恭介は地底での生活を楽しむ余裕が生まれていた。


地底全体がどのくらい広いのかは、今もってわからなかったが、恭介が主に暮らしているエリアは、小規模な町一つ、といった感じだ。


メイロンと一緒の食材集めだけでも、一日に十キロやそこら、軽く走っている。


十キロを駆け抜けて息切れしなくなった恭介に、メイロンは「護身術」だと言って、中国の拳法みたいな動きを教えるようになった。

教えるといっても、メイロンの繰り出す手足の動きを止めるように、恭介は動くだけである。


「猫のじゃれあいみたいですね」

スズメには、そう言われていた。


そのスズメは最近、恭介に織物を教えるようになった。

地底に生えている草や蔓の繊維を紡ぎ、布を作っていく。

出来上がった布を器用に縫い合わせ、恭介の服としていた。


「すごいな、スズメ。これも理なの?」

スズメが作成したポンチョのような服に袖を通してみたら、思いのほか着心地が良かった。

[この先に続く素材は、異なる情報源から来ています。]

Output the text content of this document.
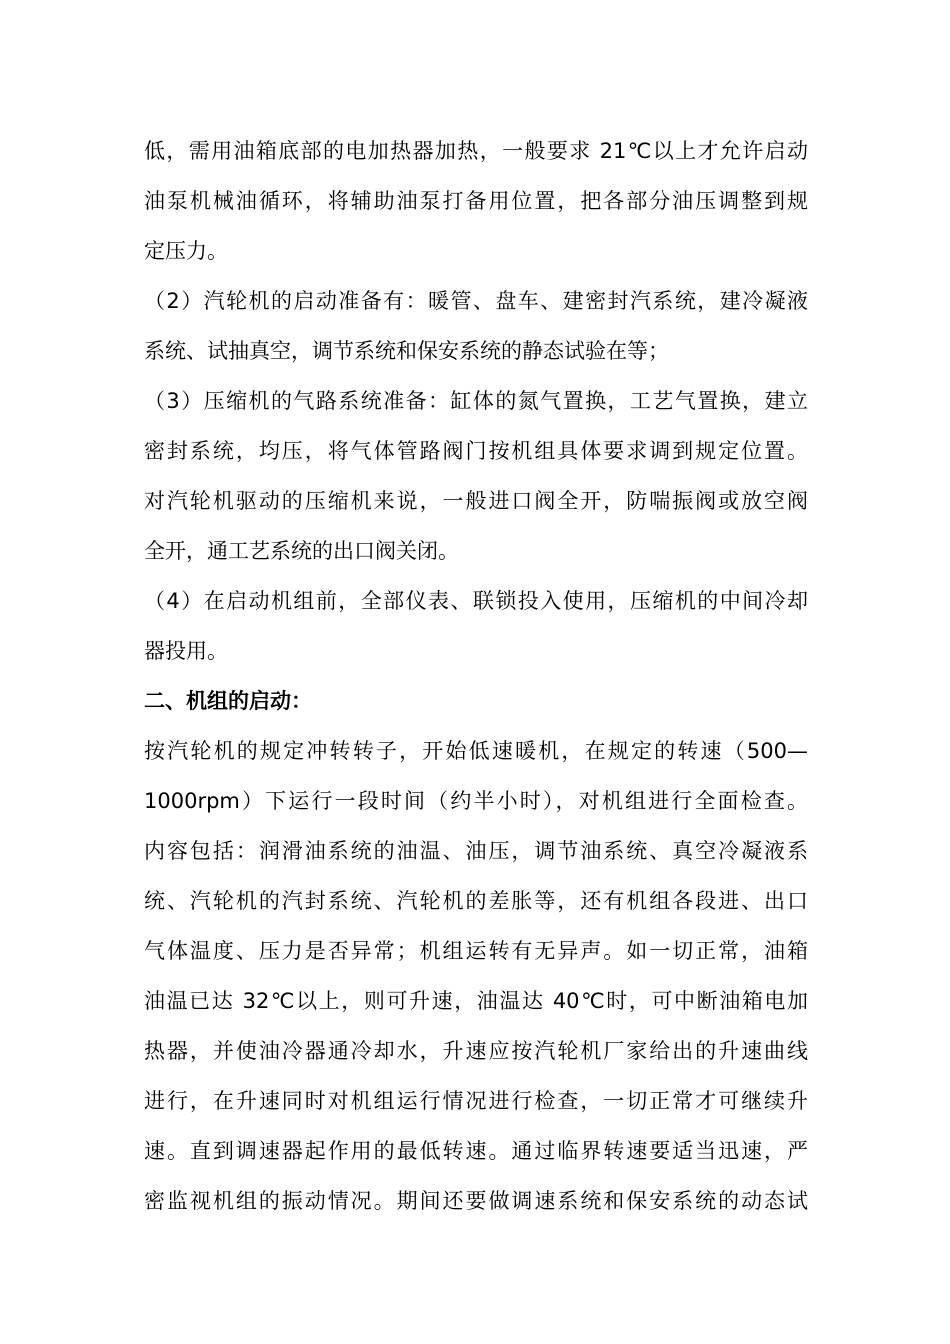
低，需用油箱底部的电加热器加热，一般要求 21℃以上才允许启动
油泵机械油循环，将辅助油泵打备用位置，把各部分油压调整到规
定压力。
（2）汽轮机的启动准备有：暖管、盘车、建密封汽系统，建冷凝液
系统、试抽真空，调节系统和保安系统的静态试验在等；
（3）压缩机的气路系统准备：缸体的氮气置换，工艺气置换，建立
密封系统，均压，将气体管路阀门按机组具体要求调到规定位置。
对汽轮机驱动的压缩机来说，一般进口阀全开，防喘振阀或放空阀
全开，通工艺系统的出口阀关闭。
（4）在启动机组前，全部仪表、联锁投入使用，压缩机的中间冷却
器投用。
二、机组的启动：
按汽轮机的规定冲转转子，开始低速暖机，在规定的转速（500—
1000rpm）下运行一段时间（约半小时），对机组进行全面检查。
内容包括：润滑油系统的油温、油压，调节油系统、真空冷凝液系
统、汽轮机的汽封系统、汽轮机的差胀等，还有机组各段进、出口
气体温度、压力是否异常；机组运转有无异声。如一切正常，油箱
油温已达 32℃以上，则可升速，油温达 40℃时，可中断油箱电加
热器，并使油冷器通冷却水，升速应按汽轮机厂家给出的升速曲线
进行，在升速同时对机组运行情况进行检查，一切正常才可继续升
速。直到调速器起作用的最低转速。通过临界转速要适当迅速，严
密监视机组的振动情况。期间还要做调速系统和保安系统的动态试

「いいえ、恭介さん、これは理ではなく、生きるための知恵です」


恭介は学校で教えられた知識は持っていたが、知恵のストックは少なかった。

経済的には恵まれた環境だったため、自分の力で何かを作り出す経験は、希薄であったからだ。


「キヨスケよ」

「恭介です(このやりとりも、いい加減飽きてきたな)」


リンもスズメに、ベストのような服を作ってもらっていた。


「知識の集合体が知恵になるわけじゃない。でも知識がないと何の力も生まれん。よって無駄になる知識はないのだ」


相変わらず偉そうに講釈をたれる。


「お前の知的探検は、どこまで進んだか?」

「昨日は、恐竜時代です。一億年前までですか」


うんうんと、満足そうにうなずきながら、リンはどこかへ行った。